The figures also show an increase in number of followers on preferred social media sites. Last year, 48 percent of journalists had more than 500 followers on their preferred site, and this figure has risen to 62 percent this year. The number of those having no followers has decreased by 2 percent, and those with fewer than 100 decreased from 21 percent to 14 percent.

The survey reveals that there has been a change in what social media is used for; last year slightly more journalists were using social media for sourcing information (84 percent) rather than publishing and promoting (81 percent), this year the trend was the opposite with 91 percent using it for publishing and promoting and 89 percent for sourcing. Moreover, the amount that people use the sites for networking has risen by 13 percent, from 74 percent last year to 87 percent this year.

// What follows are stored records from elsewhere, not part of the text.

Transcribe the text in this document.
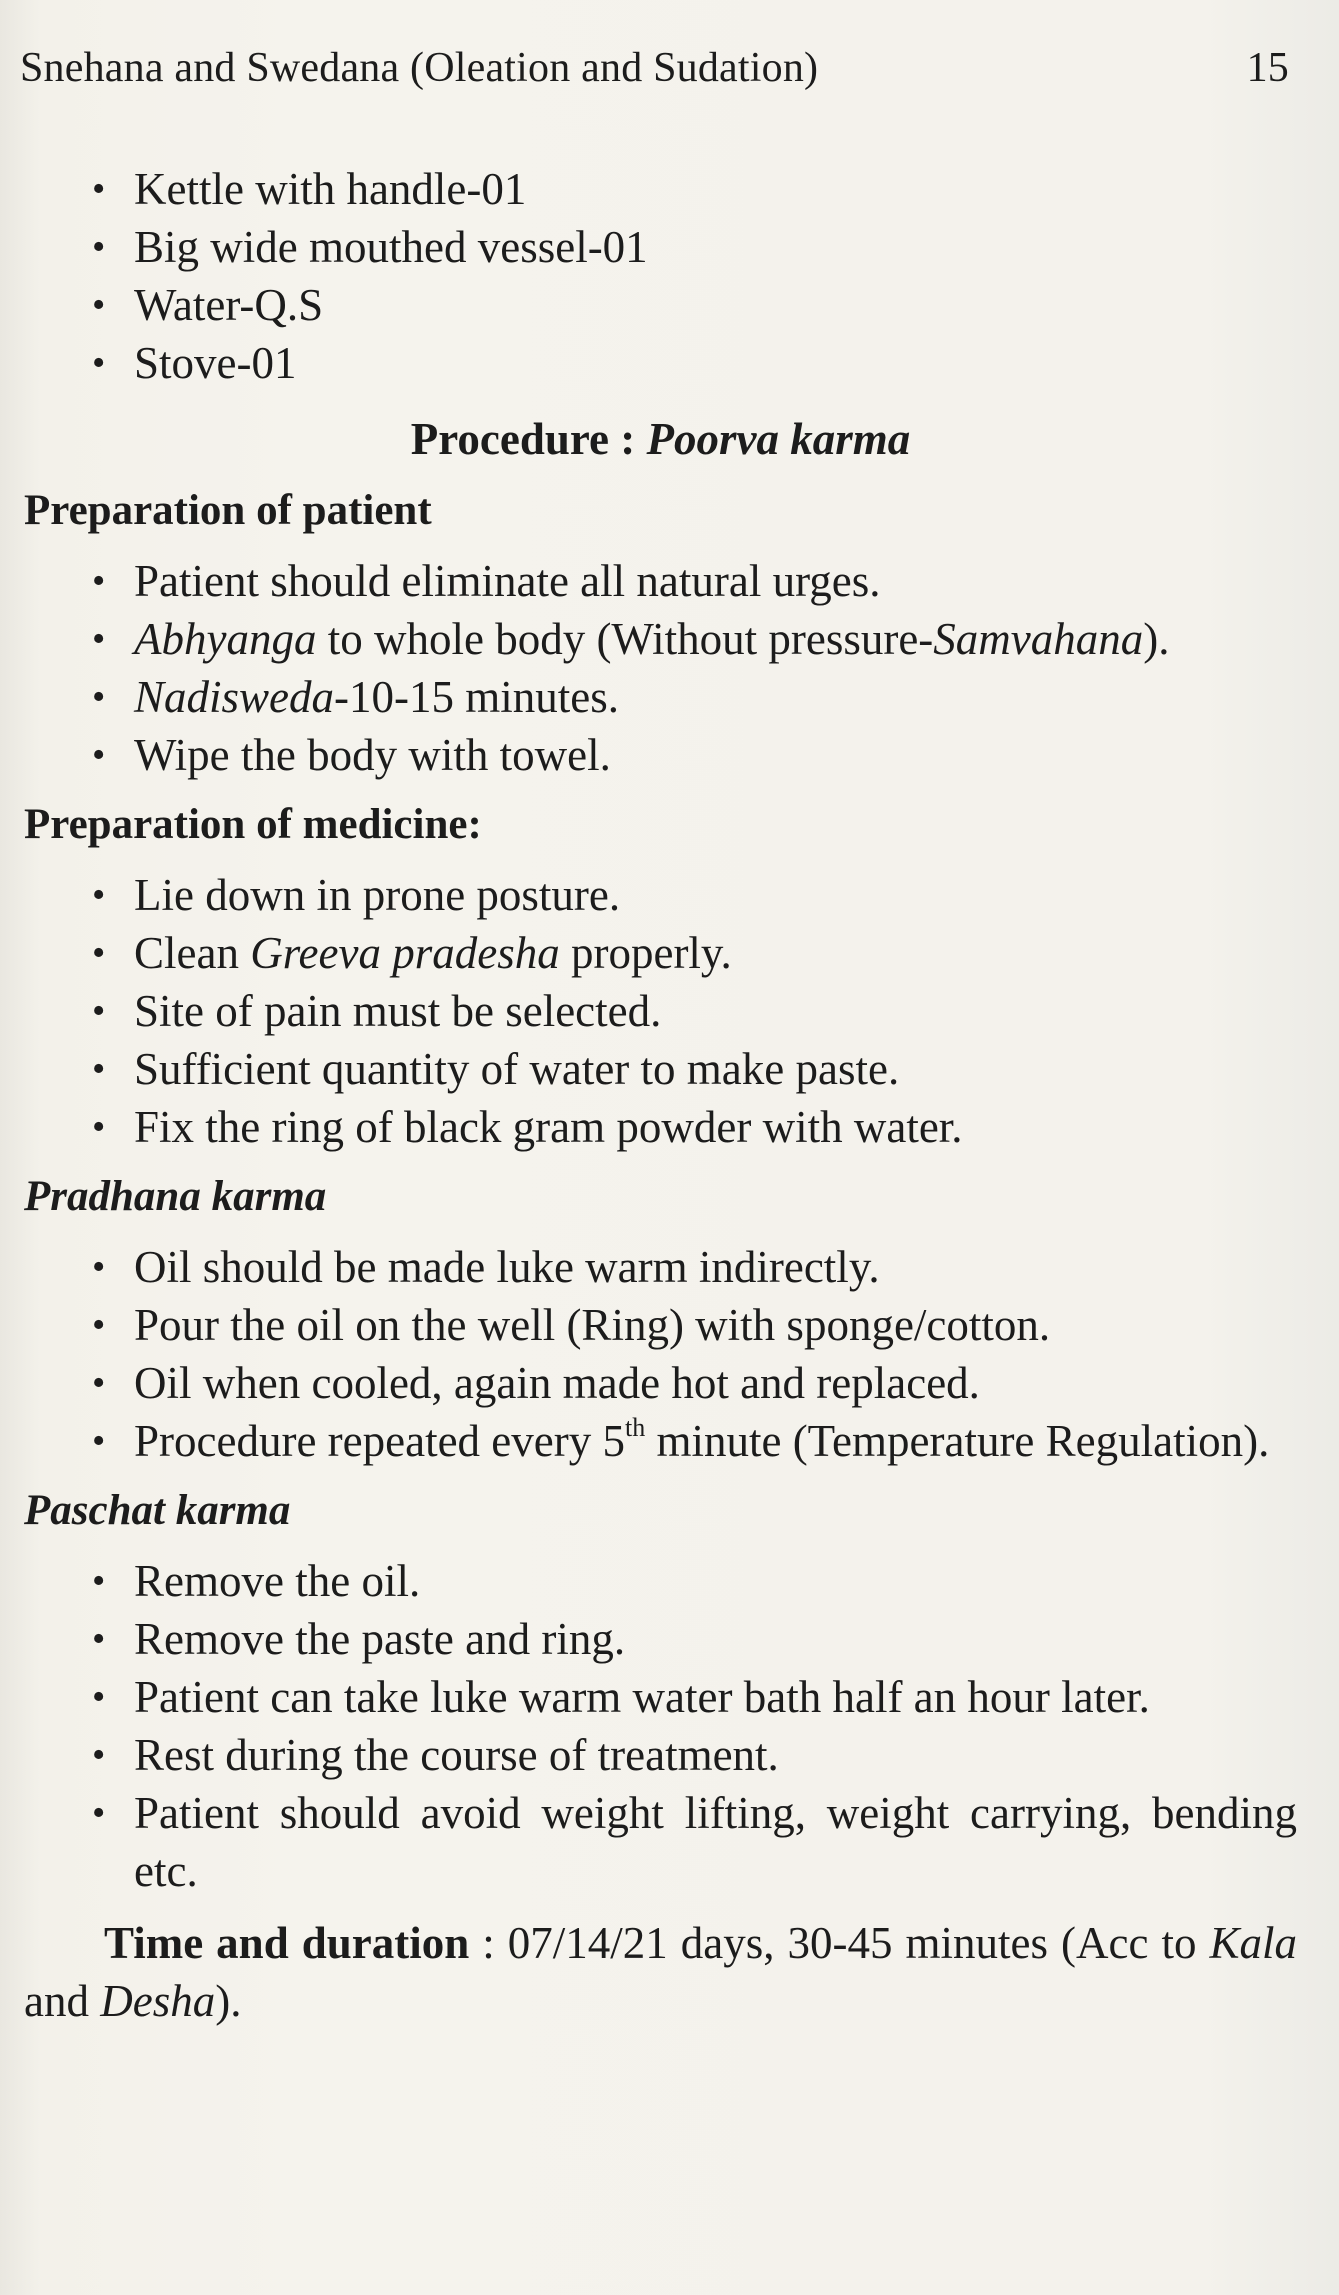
Snehana and Swedana (Oleation and Sudation)	15
• Kettle with handle-01
• Big wide mouthed vessel-01
• Water-Q.S
• Stove-01
Procedure : Poorva karma
Preparation of patient
• Patient should eliminate all natural urges.
• Abhyanga to whole body (Without pressure-Samvahana).
• Nadisweda-10-15 minutes.
• Wipe the body with towel.
Preparation of medicine:
• Lie down in prone posture.
• Clean Greeva pradesha properly.
• Site of pain must be selected.
• Sufficient quantity of water to make paste.
• Fix the ring of black gram powder with water.
Pradhana karma
• Oil should be made luke warm indirectly.
• Pour the oil on the well (Ring) with sponge/cotton.
• Oil when cooled, again made hot and replaced.
• Procedure repeated every 5th minute (Temperature Regulation).
Paschat karma
• Remove the oil.
• Remove the paste and ring.
• Patient can take luke warm water bath half an hour later.
• Rest during the course of treatment.
• Patient should avoid weight lifting, weight carrying, bending etc.
Time and duration : 07/14/21 days, 30-45 minutes (Acc to Kala and Desha).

Interestingly, 42 percent of those asked said they would not be able to carry out their work without social media sites, and 80 percent agreed that they are now more engaged with their audience because of them. One participant said that social media “is changing … the ways you process and gather information and particularly [in that] you have a two way relationship with your audience and your news source.”

The survey also shows a generally positive outlook on social media’s influence on journalism, with 89 percent thinking that social media would not lead to the death of professional journalism – an increase from 77 percent last year. However, 34 percent thought that it does undermine certain journalistic values, such as objectivity, and 73 percent agreed that accuracy is the biggest problem with social media – although this has decreased from 80 percent last year. These shifts suggest that “as social media becomes embedded in everyday journalistic practices, perceptions about the tools have become more nuanced.”

The survey last year categorised five professional social media types: Promoters, Observers, Sceptics, Hunters and Architects. During the past year the number of Observers, Architects and Sceptics has increased, while the number of Promoters and Hunters has declined, indicating “a shift towards segmentation of social media users into heavy users on one end and more passive and low-level users on the other.”

It is clear that social media is now intrinsic to the way that the vast majority of journalists in the U.K. function and also that they are generally getting a better grasp on how to use it effectively. Moreover, the future seems promising, as does journalists’ outlook on the way that social media will continue to affect and be important to journalism.